The Origin
My path into research began in a community field trip in Yangon, not a laboratory. As a dental house officer, I spent long days helping with oral health surveys, measuring pocket depths at six sites per tooth, across all 28 teeth, for every patient. By the end of each session, the team was physically exhausted and still short of the target sample size. It was clear that a smarter way to prioritise candidates existed; we simply did not have the tools to find it. The research community in Myanmar at the time was small and not well-resourced. Methodologies were rarely part of the standard curriculum, and most of what I learned came from grassroots projects and occasional training sessions led by local scholars with overseas experience. We were a tight-knit group, united by shared goals and shared constraints. On graduation, a professor recommended that I seek training abroad. I took that advice and moved to Thailand.
The Learning Curve
My first semester at Mahidol was disorienting in ways I had not anticipated. Most of my peers arrived with stronger quantitative backgrounds and considerably more research experience; I arrived having barely encountered formal statistics. The programme was heavily quantitative from the start, and those first months involved a great deal of catching up: long nights, frequent searches for mathematical notation I should have already known, and a recurring sense that I was several steps behind where I needed to be. In the pre-ChatGPT era, Stack Exchange and online forums were the closest thing to a reliable lifeline, and I used them constantly. The learning curve was steep, but it forced a shift in focus: from what I did not know to what I could figure out through sustained effort. Working through problems rather than around them, debugging errors, and tracing failures back to their source proved more instructive than any single course. I graduated ahead of my cohort and left with something harder to teach than any technique: a genuine tolerance for uncertainty.
The Realisation
My thesis introduced me to secondary data research through a prospective cardiovascular cohort. The aim was to predict the risk of severe periodontitis from existing clinical records, rather than conducting new and resource-intensive examinations. What stayed with me was not the specific models but the broader realisation: routinely collected clinical data, handled carefully, can answer questions that would otherwise require enormous resources to study from scratch. That idea has shaped my work ever since. The years following graduation have been spent building and maintaining large longitudinal cohorts from electronic medical records, engineering raw extracts into analysis-ready datasets, and thinking carefully about what it actually takes for real-world data to be trustworthy enough to draw conclusions from.

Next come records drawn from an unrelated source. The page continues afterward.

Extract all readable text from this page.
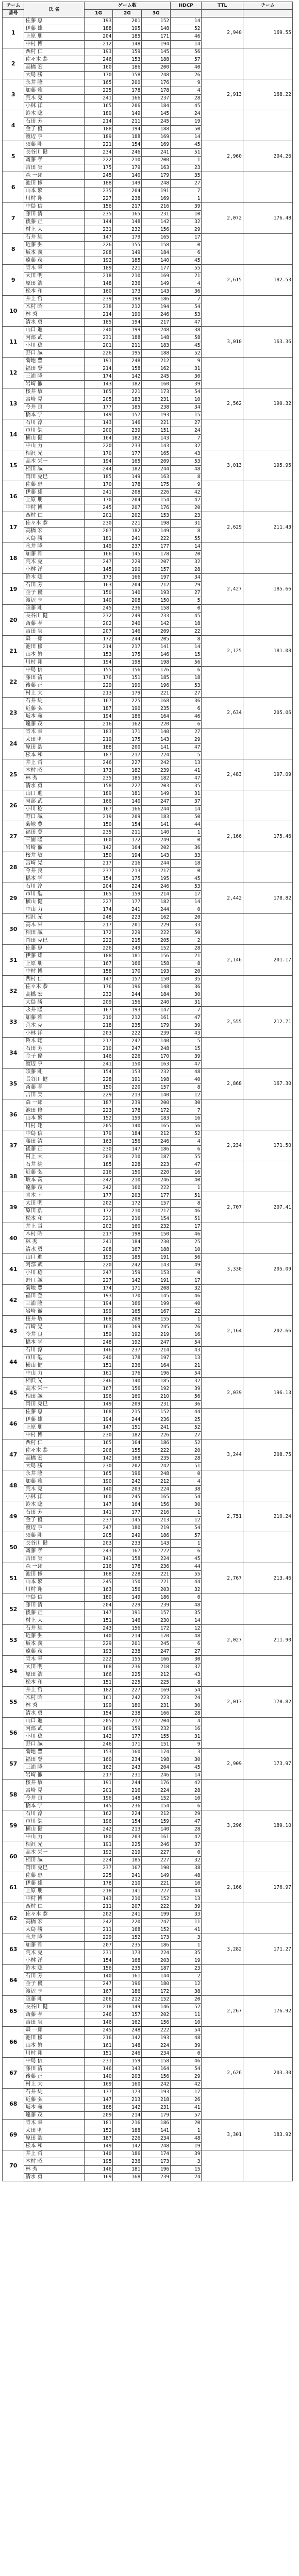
チーム	氏 名	ゲーム数			HDCP	TTL	チーム
番号		1G	2G	3G			
1	佐藤 恵	193	201	152	14	2,940	169.55
	伊藤 雄	188	195	148	52		
	上原 朋	204	185	171	46		
	中村 博	212	148	194	14		
2	西村 仁	193	159	145	56		
	佐々木 恭	246	153	188	57		
	高橋 宏	160	186	200	40		
	大島 勝	170	158	248	26		
3	永井 隆	165	200	176	9	2,913	168.22
	加藤 雅	225	178	178	4		
	荒木 克	241	166	237	28		
	小林 洋	165	206	184	45		
4	鈴木 聡	189	149	145	24		
	石田 芳	214	211	245	19		
	金子 優	188	194	188	50		
	渡辺 亨	189	188	169	14		
5	須藤 剛	221	154	169	45	2,960	204.26
	長谷川 健	234	246	241	51		
	斎藤 孝	222	210	200	1		
	吉田 実	175	179	163	23		
6	森 一郎	245	140	179	35		
	池田 修	188	149	248	27		
	山本 繁	235	204	191	7		
	川村 翔	227	238	169	1		
7	中島 信	156	217	216	39	2,072	176.48
	藤田 清	235	165	231	10		
	後藤 正	144	148	142	32		
	村上 大	231	232	156	29		
8	石井 純	147	179	165	17		
	近藤 弘	226	155	158	0		
	坂本 義	208	149	184	6		
	遠藤 茂	192	185	140	45		
9	青木 幸	189	221	177	55	2,615	182.53
	太田 明	218	210	169	21		
	原田 浩	148	236	149	4		
	松本 和	160	173	143	36		
10	井上 哲	239	198	186	7		
	木村 昭	238	212	194	54		
	林 秀	214	190	246	53		
	清水 勇	185	194	217	47		
11	山口 進	240	199	248	38	3,010	163.36
	阿部 武	231	188	148	58		
	小川 稔	201	211	183	45		
	野口 誠	226	195	188	52		
12	菊地 豊	191	248	212	9		
	福田 登	214	158	162	31		
	三浦 隆	174	142	245	30		
	岩崎 徹	143	182	160	39		
13	桜井 敏	165	221	173	54	2,562	190.32
	宮崎 晃	205	183	231	10		
	今井 良	177	185	238	34		
	橋本 学	149	157	193	15		
14	石川 淳	143	146	221	27		
	市川 勉	200	239	151	24		
	横山 健	164	182	143	7		
	中山 力	220	233	143	32		
15	相沢 光	170	177	165	43	3,013	195.95
	高木 栄一	194	165	209	53		
	相田 誠	244	182	244	48		
	岡田 克巳	185	149	163	8		
16	佐藤 恵	170	178	175	9		
	伊藤 雄	241	208	226	42		
	上原 朋	170	204	154	42		
	中村 博	245	207	176	20		
17	西村 仁	201	202	153	23	2,629	211.43
	佐々木 恭	230	221	198	31		
	高橋 宏	207	182	149	8		
	大島 勝	181	241	222	55		
18	永井 隆	149	237	177	14		
	加藤 雅	166	145	178	20		
	荒木 克	247	229	207	32		
	小林 洋	145	190	157	28		
19	鈴木 聡	173	166	197	34	2,427	185.66
	石田 芳	163	204	212	29		
	金子 優	150	140	193	27		
	渡辺 亨	140	208	150	5		
20	須藤 剛	245	236	158	0		
	長谷川 健	232	249	233	45		
	斎藤 孝	202	240	142	18		
	吉田 実	207	146	209	22		
21	森 一郎	172	244	205	8	2,125	181.08
	池田 修	214	217	141	14		
	山本 繁	153	175	146	15		
	川村 翔	194	198	198	56		
22	中島 信	155	156	176	6		
	藤田 清	176	151	185	18		
	後藤 正	229	190	196	53		
	村上 大	213	179	221	27		
23	石井 純	167	225	168	36	2,634	205.06
	近藤 弘	187	190	235	6		
	坂本 義	194	186	164	46		
	遠藤 茂	216	162	220	6		
24	青木 幸	183	171	140	27		
	太田 明	219	175	143	29		
	原田 浩	188	200	141	47		
	松本 和	187	217	224	5		
25	井上 哲	246	227	242	13	2,483	197.09
	木村 昭	173	182	239	41		
	林 秀	235	185	182	47		
	清水 勇	158	227	203	35		
26	山口 進	189	181	149	31		
	阿部 武	166	140	247	37		
	小川 稔	167	166	244	14		
	野口 誠	219	209	183	50		
27	菊地 豊	150	154	141	44	2,166	175.46
	福田 登	235	211	140	1		
	三浦 隆	160	172	249	0		
	岩崎 徹	142	164	202	36		
28	桜井 敏	150	194	143	33		
	宮崎 晃	217	216	244	18		
	今井 良	237	213	217	0		
	橋本 学	154	175	195	45		
29	石川 淳	204	224	246	53	2,442	178.82
	市川 勉	165	159	214	17		
	横山 健	227	177	182	14		
	中山 力	174	241	244	0		
30	相沢 光	248	223	162	20		
	高木 栄一	217	201	229	33		
	相田 誠	172	229	222	50		
	岡田 克巳	222	215	205	2		
31	佐藤 恵	226	249	152	28	2,146	201.17
	伊藤 雄	188	181	156	21		
	上原 朋	167	166	158	8		
	中村 博	158	170	193	20		
32	西村 仁	147	157	150	35		
	佐々木 恭	176	196	148	36		
	高橋 宏	232	244	184	30		
	大島 勝	209	156	240	31		
33	永井 隆	167	193	147	7	2,555	212.71
	加藤 雅	210	212	161	47		
	荒木 克	218	235	179	39		
	小林 洋	203	222	239	43		
34	鈴木 聡	217	247	140	5		
	石田 芳	210	247	248	15		
	金子 優	146	226	170	39		
	渡辺 亨	241	150	163	47		
35	須藤 剛	154	153	232	48	2,868	167.30
	長谷川 健	228	191	198	40		
	斎藤 孝	150	220	157	8		
	吉田 実	229	213	140	12		
36	森 一郎	187	239	200	30		
	池田 修	223	178	172	7		
	山本 繁	152	159	183	16		
	川村 翔	205	140	165	56		
37	中島 信	179	184	212	52	2,234	171.50
	藤田 清	163	156	246	4		
	後藤 正	230	147	186	6		
	村上 大	203	210	187	55		
38	石井 純	185	228	223	47		
	近藤 弘	216	150	220	16		
	坂本 義	242	210	246	40		
	遠藤 茂	242	160	222	1		
39	青木 幸	177	203	177	51	2,707	207.41
	太田 明	202	172	157	8		
	原田 浩	172	210	217	46		
	松本 和	221	216	154	51		
40	井上 哲	202	160	232	17		
	木村 昭	217	198	150	46		
	林 秀	241	184	230	25		
	清水 勇	208	167	188	10		
41	山口 進	193	185	191	56	3,330	205.09
	阿部 武	220	242	143	49		
	小川 稔	247	159	153	0		
	野口 誠	227	142	191	17		
42	菊地 豊	174	171	208	32		
	福田 登	193	170	145	46		
	三浦 隆	194	166	199	40		
	岩崎 徹	199	165	167	22		
43	桜井 敏	168	208	155	1	2,164	202.66
	宮崎 晃	163	169	245	26		
	今井 良	159	192	219	16		
	橋本 学	248	192	247	54		
44	石川 淳	146	237	214	43		
	市川 勉	240	178	197	13		
	横山 健	151	236	164	21		
	中山 力	161	176	196	54		
45	相沢 光	246	140	185	32	2,039	196.13
	高木 栄一	167	156	192	39		
	相田 誠	196	160	210	56		
	岡田 克巳	149	209	231	36		
46	佐藤 恵	168	215	152	44		
	伊藤 雄	194	244	236	25		
	上原 朋	147	151	241	52		
	中村 博	230	182	226	27		
47	西村 仁	165	164	186	52	3,244	208.75
	佐々木 恭	206	155	222	20		
	高橋 宏	142	168	235	28		
	大島 勝	230	202	242	51		
48	永井 隆	165	196	248	0		
	加藤 雅	190	242	212	4		
	荒木 克	140	203	224	38		
	小林 洋	160	245	165	54		
49	鈴木 聡	147	164	156	30	2,751	210.24
	石田 芳	141	177	216	1		
	金子 優	237	145	213	12		
	渡辺 亨	247	180	219	54		
50	須藤 剛	205	249	186	57		
	長谷川 健	203	233	143	1		
	斎藤 孝	243	167	222	6		
	吉田 実	141	158	224	45		
51	森 一郎	216	178	236	44	2,767	213.46
	池田 修	168	228	221	55		
	山本 繁	245	150	221	44		
	川村 翔	163	156	203	32		
52	中島 信	180	149	186	0		
	藤田 清	204	229	239	48		
	後藤 正	147	191	157	35		
	村上 大	151	146	230	14		
53	石井 純	243	156	172	12	2,027	211.90
	近藤 弘	140	214	170	48		
	坂本 義	229	201	245	6		
	遠藤 茂	193	238	247	27		
54	青木 幸	222	155	166	30		
	太田 明	168	236	218	37		
	原田 浩	166	225	212	43		
	松本 和	151	225	225	8		
55	井上 哲	182	227	169	54	2,013	170.82
	木村 昭	161	242	223	24		
	林 秀	199	180	231	30		
	清水 勇	154	238	166	28		
56	山口 進	205	217	204	4		
	阿部 武	169	159	232	16		
	小川 稔	142	177	155	31		
	野口 誠	246	171	151	9		
57	菊地 豊	153	160	174	3	2,909	173.97
	福田 登	160	234	198	30		
	三浦 隆	162	243	204	45		
	岩崎 徹	217	231	246	14		
58	桜井 敏	191	244	176	42		
	宮崎 晃	201	216	224	28		
	今井 良	196	148	152	10		
	橋本 学	145	236	154	6		
59	石川 淳	162	224	212	29	3,296	189.10
	市川 勉	196	154	159	47		
	横山 健	242	213	140	28		
	中山 力	180	203	161	42		
60	相沢 光	191	225	246	37		
	高木 栄一	192	219	227	0		
	相田 誠	224	185	227	32		
	岡田 克巳	237	167	190	38		
61	佐藤 恵	225	241	149	48	2,166	176.97
	伊藤 雄	178	210	221	10		
	上原 朋	218	141	227	44		
	中村 博	143	210	152	13		
62	西村 仁	211	207	222	39		
	佐々木 恭	202	241	199	33		
	高橋 宏	242	220	247	11		
	大島 勝	211	168	152	41		
63	永井 隆	229	152	173	3	3,282	171.27
	加藤 雅	207	235	186	1		
	荒木 克	231	173	224	35		
	小林 洋	154	168	203	19		
64	鈴木 聡	156	235	187	23		
	石田 芳	140	161	144	2		
	金子 優	247	196	180	12		
	渡辺 亨	167	186	172	38		
65	須藤 剛	206	212	152	20	2,267	176.92
	長谷川 健	218	149	146	52		
	斎藤 孝	246	157	202	11		
	吉田 実	146	162	156	10		
66	森 一郎	245	248	222	54		
	池田 修	216	142	193	48		
	山本 繁	161	148	224	39		
	川村 翔	151	246	234	0		
67	中島 信	231	159	158	46	2,626	203.30
	藤田 清	146	143	164	54		
	後藤 正	140	203	156	29		
	村上 大	169	160	242	42		
68	石井 純	177	173	193	17		
	近藤 弘	147	213	218	26		
	坂本 義	168	142	231	41		
	遠藤 茂	209	214	179	57		
69	青木 幸	181	216	186	20	3,301	183.92
	太田 明	152	188	141	1		
	原田 浩	187	226	234	48		
	松本 和	149	142	248	19		
70	井上 哲	140	186	174	39		
	木村 昭	195	236	173	3		
	林 秀	146	181	196	15		
	清水 勇	169	168	239	24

A fish is bound to the water; a bird is bound to the sky. The duck belongs to both, and the land between them. In the intersection of clinical logic and data science, being ‘between’ isn’t a compromise—it’s the only way to see the whole landscape.
The Intersection
One moment that crystallised this for me was serving as a mentor at the Thailand Health AI Datathon. I found myself working alongside clinicians who had pressing research questions but limited analytical skills, and data specialists who had the tools but needed help understanding the clinical logic behind the data. My background sat at exactly that intersection. Teams using the hypertension database I had curated went on to win the grand prize and the runner-up prize. It was a small moment, but it illustrated something important: the most useful position in this field is not always the one with the deepest specialisation, but the one that can hold the space where different kinds of expertise need to meet.
The Why
The deeper I go into real-world data research, the more I find to think carefully about. Electronic health records capture only what the system sees. They miss episodes at other providers, referrals outside the network, and patients who moved, changed provider, or simply could not make it back. In settings without health information exchanges, these temporal gaps distort exposure-outcome relationships, introduce censoring bias in survival analyses, and undermine the calibration of prediction models when applied beyond the narrow group of patients with complete records. My current research focuses on characterising and adjusting for this kind of continuity loss, with the goal of developing methods that remain valid even in fragmented data environments. The motivation is grounded in something specific: the settings where real-world evidence could make the greatest difference, including settings like where I am from, are precisely those where records are most fragmented and interoperability is least available.
Making these methods work there is not only a technical problem; it is an equity one.